Au Gabon, c’est en mi-août dernier que les parties sont parvenues à acter ce deal vert, laissant présager, selon Ali Bongo Ondimba, ancien président de la République, « le développement substantiel de mécanismes de financements verts ou bleus dans les années à venir en aidant des pays tels que le Gabon, qui protègent efficacement des écosystèmes essentiels à développer leurs économies durablement ».
Depuis cette date à aujourd’hui, deux mois se sont écoulés, inscrivant sur leur tableau un évènement politique majeur, le coup d’Etat, qui a amené certains analystes à remettre en cause l’usage des fonds collectés dans le cadre de ce deal écolo-financier et le respect des garanties qui s’y attachent.
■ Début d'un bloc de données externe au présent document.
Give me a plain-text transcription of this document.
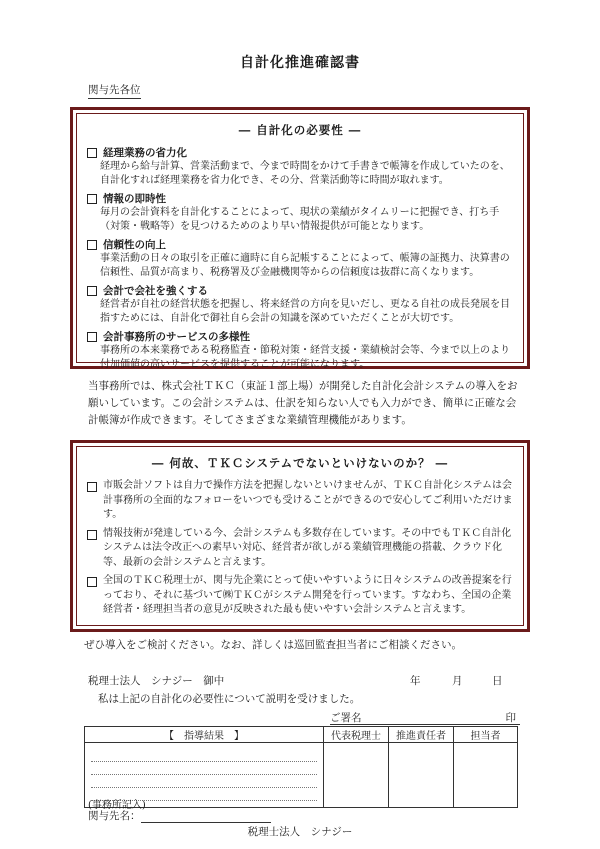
自計化推進確認書
関与先各位
― 自計化の必要性 ―
経理業務の省力化
経理から給与計算、営業活動まで、今まで時間をかけて手書きで帳簿を作成していたのを、自計化すれば経理業務を省力化でき、その分、営業活動等に時間が取れます。
情報の即時性
毎月の会計資料を自計化することによって、現状の業績がタイムリーに把握でき、打ち手（対策・戦略等）を見つけるためのより早い情報提供が可能となります。
信頼性の向上
事業活動の日々の取引を正確に適時に自ら記帳することによって、帳簿の証拠力、決算書の信頼性、品質が高まり、税務署及び金融機関等からの信頼度は抜群に高くなります。
会計で会社を強くする
経営者が自社の経営状態を把握し、将来経営の方向を見いだし、更なる自社の成長発展を目指すためには、自計化で御社自ら会計の知識を深めていただくことが大切です。
会計事務所のサービスの多様性
事務所の本来業務である税務監査・節税対策・経営支援・業績検討会等、今まで以上のより付加価値の高いサービスを提供することが可能になります。
当事務所では、株式会社ＴＫＣ（東証１部上場）が開発した自計化会計システムの導入をお願いしています。この会計システムは、仕訳を知らない人でも入力ができ、簡単に正確な会計帳簿が作成できます。そしてさまざまな業績管理機能があります。
― 何故、ＴＫＣシステムでないといけないのか？ ―
市販会計ソフトは自力で操作方法を把握しないといけませんが、ＴＫＣ自計化システムは会計事務所の全面的なフォローをいつでも受けることができるので安心してご利用いただけます。
情報技術が発達している今、会計システムも多数存在しています。その中でもＴＫＣ自計化システムは法令改正への素早い対応、経営者が欲しがる業績管理機能の搭載、クラウド化等、最新の会計システムと言えます。
全国のＴＫＣ税理士が、関与先企業にとって使いやすいように日々システムの改善提案を行っており、それに基づいて㈱ＴＫＣがシステム開発を行っています。すなわち、全国の企業経営者・経理担当者の意見が反映された最も使いやすい会計システムと言えます。
ぜひ導入をご検討ください。なお、詳しくは巡回監査担当者にご相談ください。
税理士法人　シナジー　御中	年	月	日
私は上記の自計化の必要性について説明を受けました。
ご署名	印
【　指導結果　】	代表税理士	推進責任者	担当者

(事務所記入)
関与先名：
税理士法人　シナジー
En effet, à tort ou à raison, sachant la complexité qui entoure ces mécanismes financiers, les Blue Bond sont accusés d’avoir favorisé la corruption, les troubles et dans le cas spécifique du Gabon, le manque de transparence.
En plus de créer des distorsions au sein de leur marché et de favoriser les idées occidentales politiquement populaires, la capacité du gouvernement de la Transition à faire aboutir cet engagement est sujet à caution, du fait de sa capacité à honorer l’accord climatique du gouvernement précédent et utiliser les fonds comme prévu.
De même émerge, la question du remboursement de cette dette si le pays fait défaut ou n’utilise pas l’argent à bon escient pour la conservation, alors que le contrat passé est intervenu dans un contexte de trouble politique. Les analystes comptent sur la structuration et la viabilité du marché pour garantir la responsabilité tant du Gabon que de ses partenaires dans le but de mieux sécuriser une transaction qui finalement répond au souci de la disponibilité des finances liées à l’adaptation dans les pays en développement ou émergents.
Après l’opération de Belize conclu presque dans les mêmes conditions que celui du Gabon et par la même ONG, le Gabon se présente comme un cas d’école dont le degré de résilience devrait ouvrir ou fermer la voie à d’autres expériences de ce genre dans d’autres pays. Cela dit, le pays a tout intérêt à faire aboutir ce processus pour son bien et celui des autres émetteurs potentiels.